# Ladies - What Type of Flirting Gets You Going?



## cowboyfan (Nov 15, 2009)

Okay, so my wife and I are trying to get past a very recent fling she had with an ex-boyfriend, and one of the things she's communicated to me is that she'd like me to be more 'flirty' and 'aggressive'. I get the aggressive part, but am a little stumped on the 'flirty'. Looking for ideas to get her engaged in me and liven things up a little. Assume I'm completely helpelss and clueless in this area, which is mostly true. Please help!


----------



## coffee bean (Apr 3, 2009)

Flirting is being enthusiastic about her, her body, how she is in bed. 

It's playful - whisper what you're going to do to her later - be as outrageous as you like and see what reaction you get.

It's about being cool - not needing to get a specific response either - you have to pretend to be unconcerned about her reaction. Kiss her goodbye at the door, pin her up against the wall and get passionate for a minute, then break off and walk away (maybe tell her you'll deal with her later...). Tell her if she's a bad girl while you're out she'll get a good spank when you get back. Stuff like that. She obviously wants you to show your man-energy. 

If a good track comes on the radio, grab her and dance.
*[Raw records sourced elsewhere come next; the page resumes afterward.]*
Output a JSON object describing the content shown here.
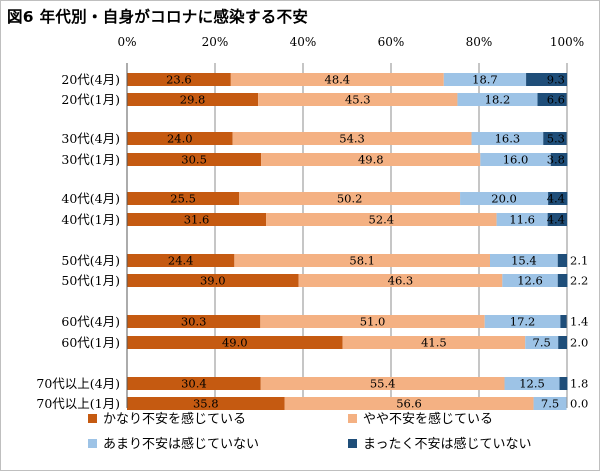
{
  "chart_data": {
    "type": "bar",
    "orientation": "horizontal",
    "stacked": true,
    "percent_scale": true,
    "title": "図6 年代別・自身がコロナに感染する不安",
    "categories": [
      "20代(4月)",
      "20代(1月)",
      "30代(4月)",
      "30代(1月)",
      "40代(4月)",
      "40代(1月)",
      "50代(4月)",
      "50代(1月)",
      "60代(4月)",
      "60代(1月)",
      "70代以上(4月)",
      "70代以上(1月)"
    ],
    "xlim": [
      0,
      100
    ],
    "x_ticks": [
      "0%",
      "20%",
      "40%",
      "60%",
      "80%",
      "100%"
    ],
    "grid": true,
    "legend_position": "bottom",
    "series": [
      {
        "name": "かなり不安を感じている",
        "color": "#c55a11",
        "values": [
          23.6,
          29.8,
          24.0,
          30.5,
          25.5,
          31.6,
          24.4,
          39.0,
          30.3,
          49.0,
          30.4,
          35.8
        ]
      },
      {
        "name": "やや不安を感じている",
        "color": "#f4b183",
        "values": [
          48.4,
          45.3,
          54.3,
          49.8,
          50.2,
          52.4,
          58.1,
          46.3,
          51.0,
          41.5,
          55.4,
          56.6
        ]
      },
      {
        "name": "あまり不安は感じていない",
        "color": "#9dc3e6",
        "values": [
          18.7,
          18.2,
          16.3,
          16.0,
          20.0,
          11.6,
          15.4,
          12.6,
          17.2,
          7.5,
          12.5,
          7.5
        ]
      },
      {
        "name": "まったく不安は感じていない",
        "color": "#1f4e79",
        "values": [
          9.3,
          6.6,
          5.3,
          3.8,
          4.4,
          4.4,
          2.1,
          2.2,
          1.4,
          2.0,
          1.8,
          0.0
        ]
      }
    ]
  }
}
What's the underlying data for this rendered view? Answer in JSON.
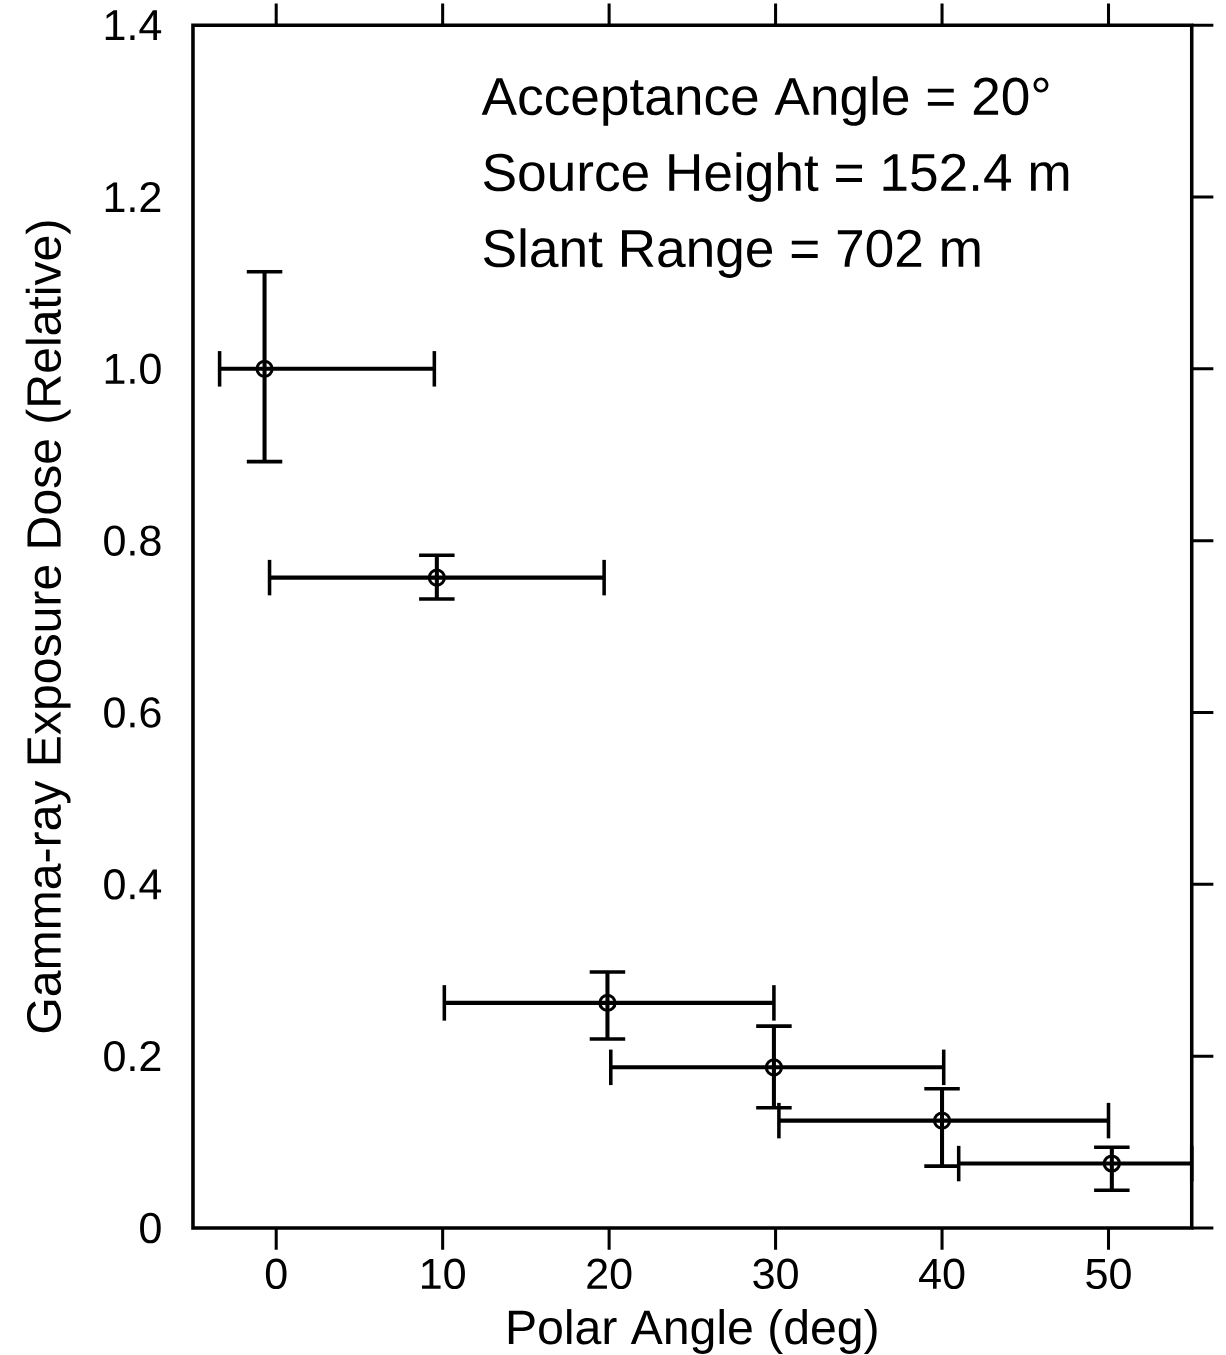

If you pass on the stairs sweep you hand over her boobs/bum, bite her neck and tell her you're going to do her good and proper later and carry on your way.

It's about winding her up and teasing so she's got her tongue hanging out by the time you hit the bedroom. Or the kitchen table. You know.

For ideas, try reading books on women's fantasies.


----------



## mommy2 (Oct 27, 2009)

Text her during the day. Tell her how hot she is, what you are thinking about, what you are going to do to her later, etc. Make sexual inuendos throughout the day. Be fun, tease (nicely), etc. I also agree - a really hot passionate kiss and then gone. That works wonders!


----------